Estado

Governador Eduardo Riedel articula avanços com Bolívia em gás, energia e logística

Encontro com autoridades brasileiras e bolivianas discutiu mudanças no gás, integração ferroviária e acordo energético com impacto direto no Estado.






O governador Eduardo Riedel colocou Mato Grosso do Sul no foco de discussões estratégicas entre Brasil e Bolívia durante agenda realizada na segunda-feira (16), em Brasília.

O encontro reuniu autoridades dos dois países, incluindo o presidente brasileiro Luiz Inácio Lula da Silva, e teve como eixo principal o fortalecimento da integração econômica e estrutural na região de fronteira.

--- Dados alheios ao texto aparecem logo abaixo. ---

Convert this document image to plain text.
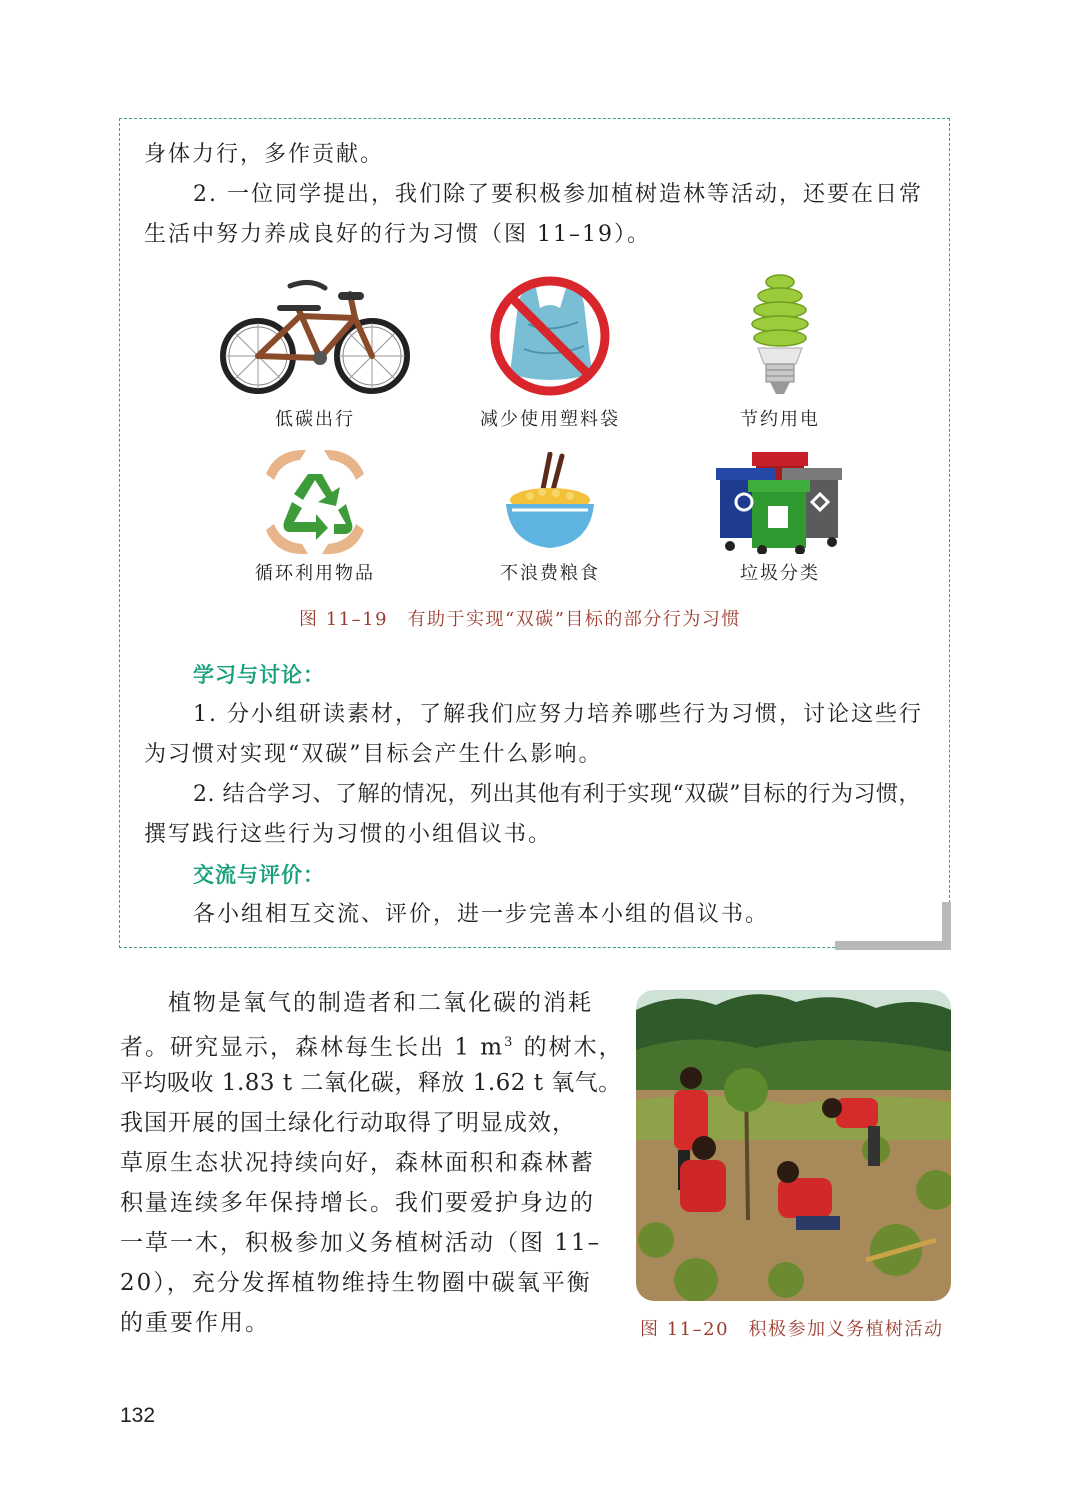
身体力行，多作贡献。
2. 一位同学提出，我们除了要积极参加植树造林等活动，还要在日常
生活中努力养成良好的行为习惯（图 11–19）。
低碳出行	减少使用塑料袋	节约用电
循环利用物品	不浪费粮食	垃圾分类
图 11–19　有助于实现“双碳”目标的部分行为习惯
学习与讨论：
1. 分小组研读素材，了解我们应努力培养哪些行为习惯，讨论这些行
为习惯对实现“双碳”目标会产生什么影响。
2. 结合学习、了解的情况，列出其他有利于实现“双碳”目标的行为习惯，
撰写践行这些行为习惯的小组倡议书。
交流与评价：
各小组相互交流、评价，进一步完善本小组的倡议书。
植物是氧气的制造者和二氧化碳的消耗
者。研究显示，森林每生长出 1 $m^3$ 的树木，
平均吸收 1.83 t 二氧化碳，释放 1.62 t 氧气。
我国开展的国土绿化行动取得了明显成效，
草原生态状况持续向好，森林面积和森林蓄
积量连续多年保持增长。我们要爱护身边的
一草一木，积极参加义务植树活动（图 11–
20），充分发挥植物维持生物圈中碳氧平衡
的重要作用。	图 11–20　积极参加义务植树活动
132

Entre os temas debatidos, o gás natural boliviano apareceu como prioridade.

O produto, que entra no Brasil por Mato Grosso do Sul, tem peso relevante na economia estadual e é visto como peça-chave para impulsionar o setor industrial.

A possibilidade de ajustes nas regras que envolvem o combustível foi tratada como fundamental para atrair novos investimentos.

Outro ponto em pauta foi a infraestrutura logística, com destaque para a Hidrovia do Rio Paraguai e a situação da ferrovia Malha Oeste, que deve ir a leilão ainda este ano.

A conexão com a malha ferroviária já existente na Bolívia também entrou na discussão, abrindo caminho para ampliar o escoamento de produção e fortalecer a integração regional.

“São temas essenciais para o desenvolvimento do Estado. A questão do gás, da hidrovia e da ferrovia são estruturantes e precisam avançar para garantir novos investimentos”, afirmou Riedel.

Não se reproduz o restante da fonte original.